Cette fureur de vaincre s’exprimait avec la même intensité loin des circuits motorisés. Son entraînement herculéen, combiné à son expertise de la mécanique et de la trajectoire, l’a propulsé au sommet d’une nouvelle discipline : le handbike. Transformé en athlète paralympique de premier plan, il a décroché l’or aux Jeux de Londres en 2012 puis à Rio en 2016, devenant une icône mondiale pour toutes les personnes en situation de handicap.

Une célébration à jamais dans l’histoire
Si le grand public associe aujourd’hui son nom à ses exploits paralympiques, le monde de la course garde en mémoire le prodige de Bologne qui a conquis l’Amérique. Après des débuts frustrants en Formule 1, c’est de l’autre côté de l’Atlantique que Zanardi a révélé son génie instinctif. Entre 1997 et 1998, sous les couleurs du Chip Ganassi Racing, il survole la discipline avec deux titres mondiaux en CART et 15 victoires au compteur, forgeant sa légende par un sourire éternel et un coup de volant fulgurant.

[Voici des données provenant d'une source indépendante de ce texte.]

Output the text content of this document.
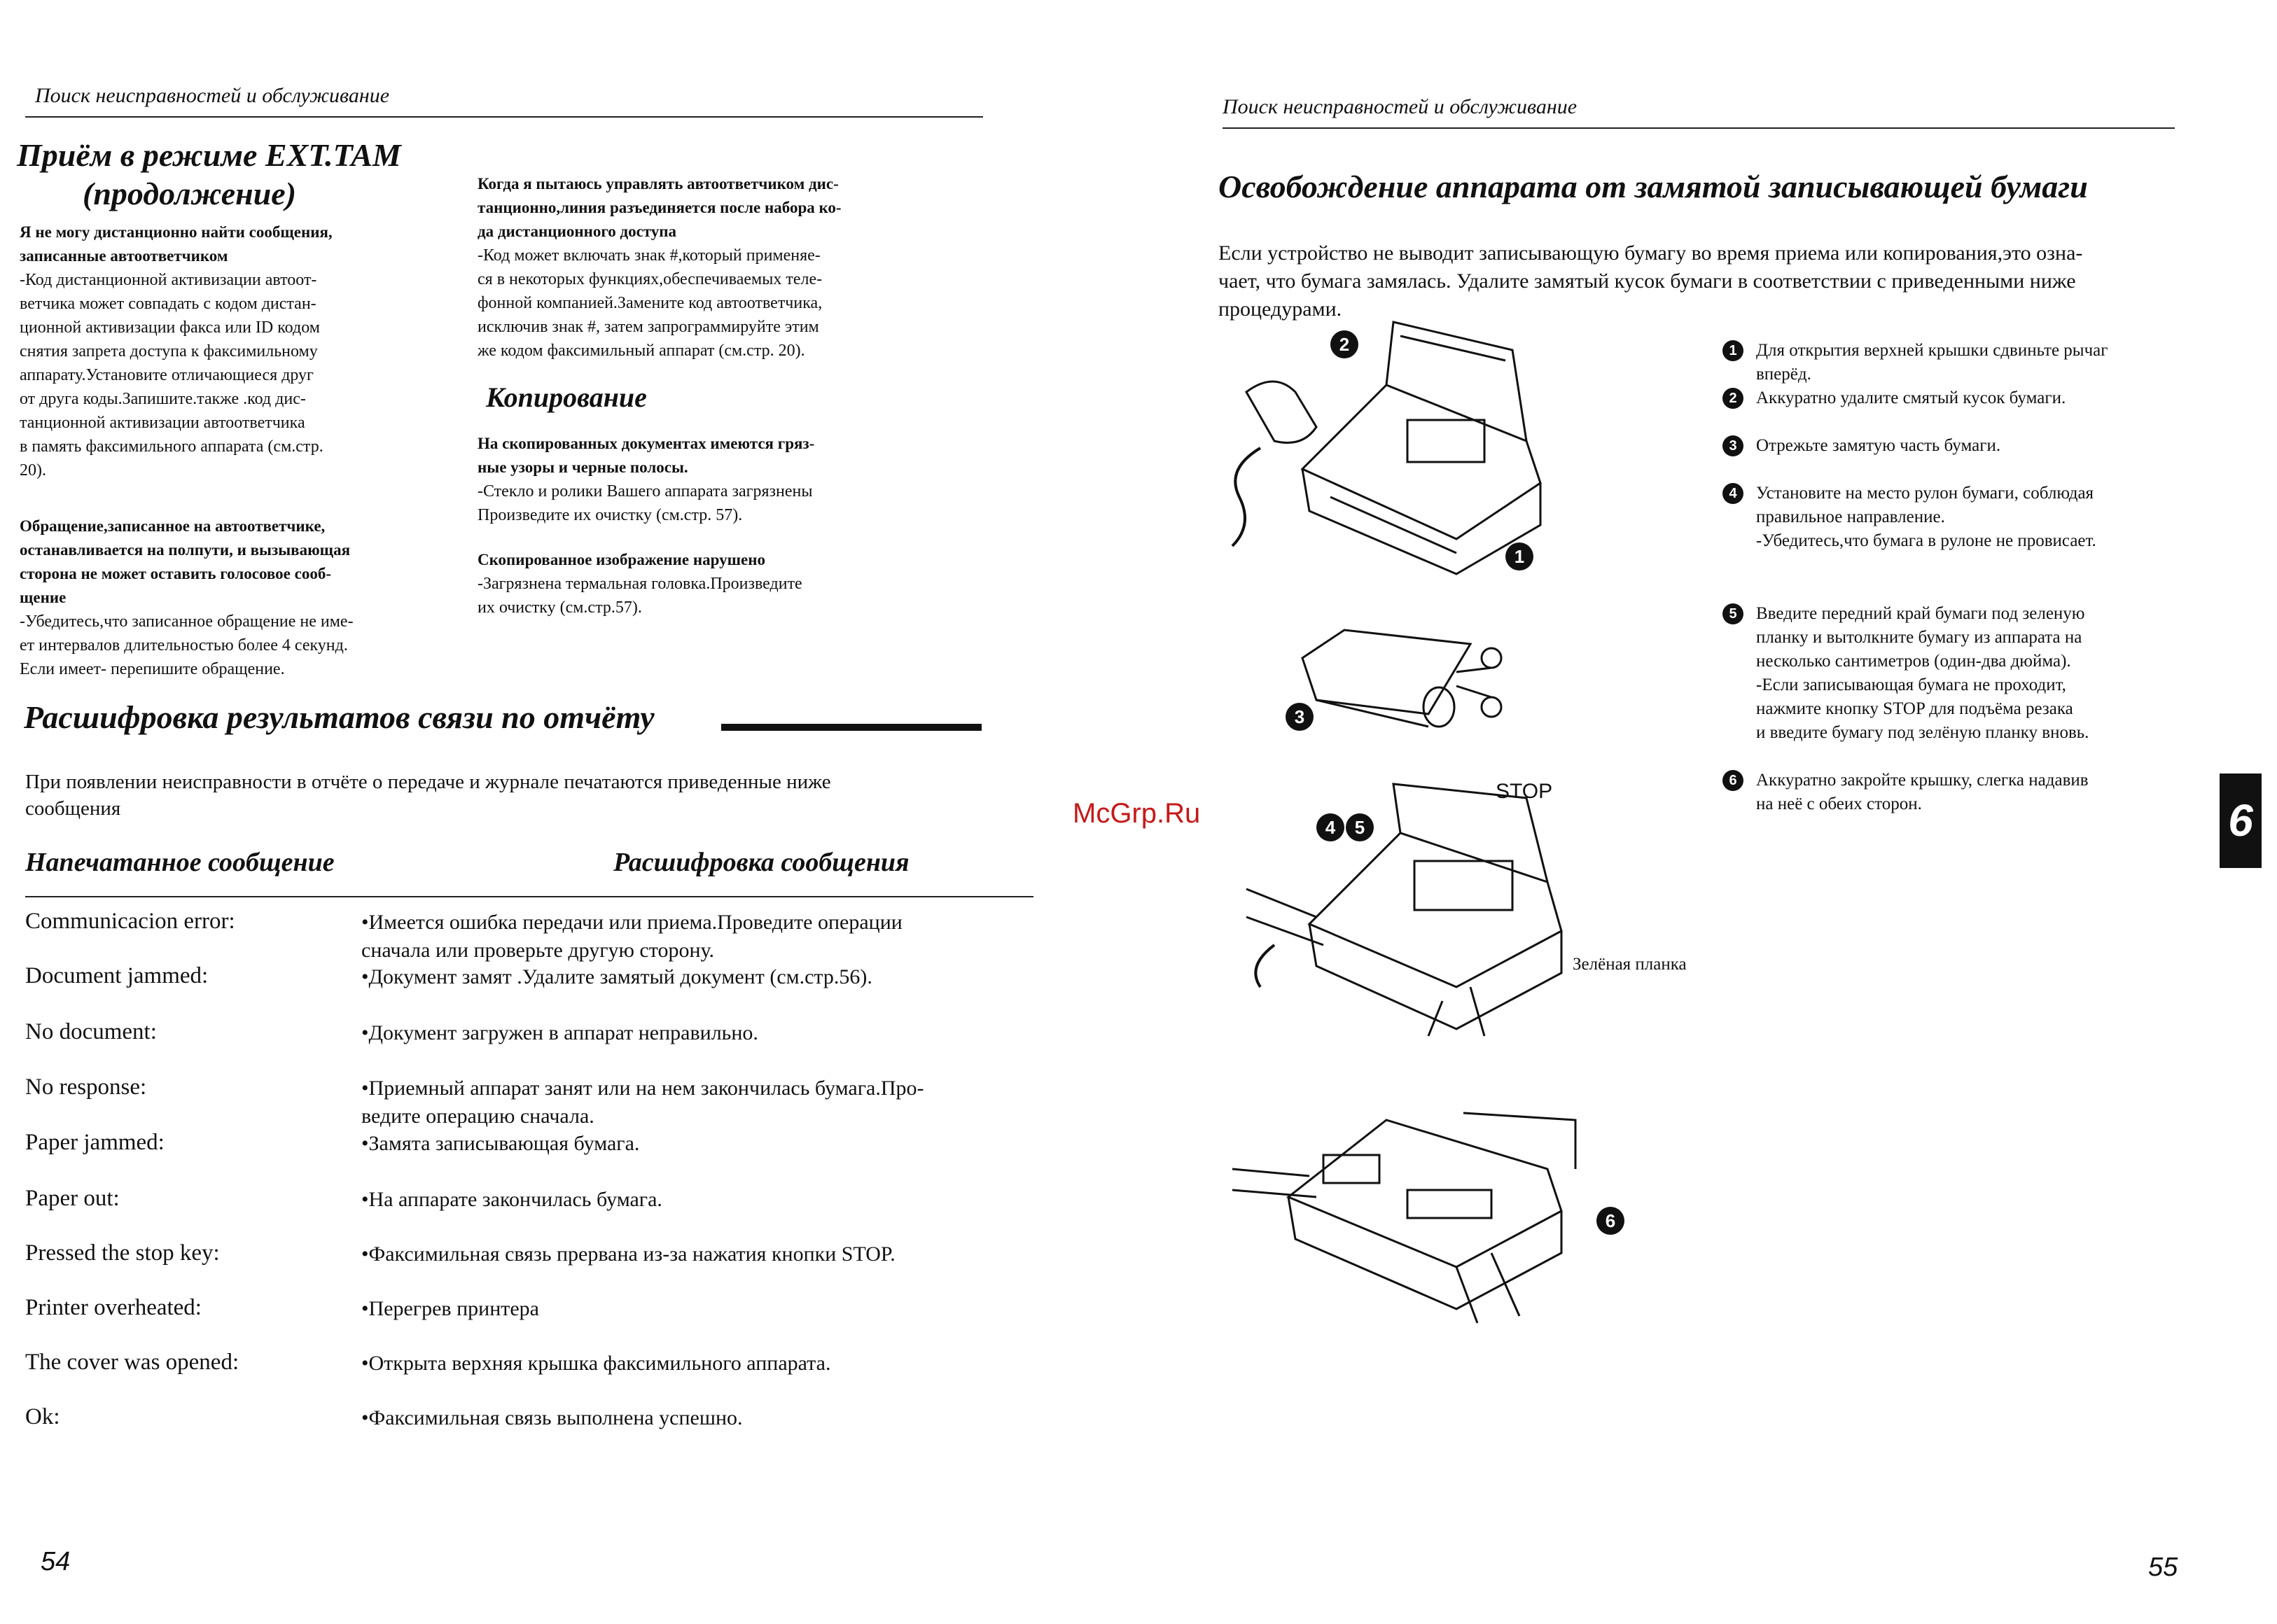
Поиск неисправностей и обслуживание
Приём в режиме EXT.TAM
(продолжение)
Я не могу дистанционно найти сообщения,
записанные автоответчиком
-Код дистанционной активизации автоот-
ветчика может совпадать с кодом дистан-
ционной активизации факса или ID кодом
снятия запрета доступа к факсимильному
аппарату.Установите отличающиеся друг
от друга коды.Запишите.также .код дис-
танционной активизации автоответчика
в память факсимильного аппарата (см.стр.
20).
Обращение,записанное на автоответчике,
останавливается на полпути, и вызывающая
сторона не может оставить голосовое сооб-
щение
-Убедитесь,что записанное обращение не име-
ет интервалов длительностью более 4 секунд.
Если имеет- перепишите обращение.
Когда я пытаюсь управлять автоответчиком дис-
танционно,линия разъединяется после набора ко-
да дистанционного доступа
-Код может включать знак #,который применяе-
ся в некоторых функциях,обеспечиваемых теле-
фонной компанией.Замените код автоответчика,
исключив знак #, затем запрограммируйте этим
же кодом факсимильный аппарат (см.стр. 20).
Копирование
На скопированных документах имеются гряз-
ные узоры и черные полосы.
-Стекло и ролики Вашего аппарата загрязнены
Произведите их очистку (см.стр. 57).
Скопированное изображение нарушено
-Загрязнена термальная головка.Произведите
их очистку (см.стр.57).
Расшифровка результатов связи по отчёту
При появлении неисправности в отчёте о передаче и журнале печатаются приведенные ниже
сообщения
Напечатанное сообщение	Расшифровка сообщения
Communicacion error:	•Имеется ошибка передачи или приема.Проведите операции
сначала или проверьте другую сторону.
Document jammed:	•Документ замят .Удалите замятый документ (см.стр.56).
No document:	•Документ загружен в аппарат неправильно.
No response:	•Приемный аппарат занят или на нем закончилась бумага.Про-
ведите операцию сначала.
Paper jammed:	•Замята записывающая бумага.
Paper out:	•На аппарате закончилась бумага.
Pressed the stop key:	•Факсимильная связь прервана из-за нажатия кнопки STOP.
Printer overheated:	•Перегрев принтера
The cover was opened:	•Открыта верхняя крышка факсимильного аппарата.
Ok:	•Факсимильная связь выполнена успешно.
54
McGrp.Ru
Поиск неисправностей и обслуживание
Освобождение аппарата от замятой записывающей бумаги
Если устройство не выводит записывающую бумагу во время приема или копирования,это озна-
чает, что бумага замялась. Удалите замятый кусок бумаги в соответствии с приведенными ниже
процедурами.
1	Для открытия верхней крышки сдвиньте рычаг
вперёд.
2	Аккуратно удалите смятый кусок бумаги.
3	Отрежьте замятую часть бумаги.
4	Установите на место рулон бумаги, соблюдая
правильное направление.
-Убедитесь,что бумага в рулоне не провисает.
5	Введите передний край бумаги под зеленую
планку и вытолкните бумагу из аппарата на
несколько сантиметров (один-два дюйма).
-Если записывающая бумага не проходит,
нажмите кнопку STOP для подъёма резака
и введите бумагу под зелёную планку вновь.
6	Аккуратно закройте крышку, слегка надавив
на неё с обеих сторон.
2
1
3
4	5
STOP
Зелёная планка
6
6
55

Mais aussi étonnant que cela puisse paraître, on doit beaucoup plus à Alex Zanardi, dont cette célébration que de nombreux pilotes font en monoplace aujourd’hui et qui le doivent au pilote italien. En effet, lors de sa première victoire en carrière en CART (à Long Beach en 1997), Alex Zanardi décide de célébrer sa victoire quelques mètres après avoir franchi la ligne d’arrivée avec une série de « donuts ». C’est cette figure qui consiste à faire pivoter sa monoplace en cercle en faisant patiner les roues arrière, dans un panache de fumée accompagnant la célébration de la victoire. Bien que la pratique fut interdit par les officiels de la discipline, dès sa deuxième victoire, cette célébration fut iconique pour le public, et désormais autorisée, au point qu’elle sera copiée par de nombreux pilotes dans d’autres disciplines.
Le dernier combat d’un guerrier face à la fatalité
Le destin de Zanardi a pourtant été marqué par une succession d’épreuves d’une cruauté rare. Outre le drame du Lausitzring, son parcours a de nouveau été fracassé en 2020 lors d’une course caritative de handbike, où il est entré en collision avec un camion. Ce choc a marqué le début d’une longue et douloureuse convalescence, une route vers la guérison rendue plus sinueuse encore par un incendie survenu dans sa villa en 2022.
Ces dernières années, l’Italien s’était retiré du regard public, menant son combat ultime dans l’intimité de sa demeure. S’il s’est éteint le 1er mai 2026, son héritage demeure gravé dans le cœur de millions de personnes pour qui il restera, à jamais, la définition même du mot courage. Sa force de caractère était telle qu’il avait été sacré sportif de l’année en Italie en 2012, un honneur célébrant sa réussite totale, avec ou sans moteur.
En ce moment de profonde douleur, toutes nos pensées accompagnent sa famille et ses amis proches. Alex Zanardi ne courait pas seulement après des trophées ; il courait après la vie avec une voracité qui nous oblige au respect.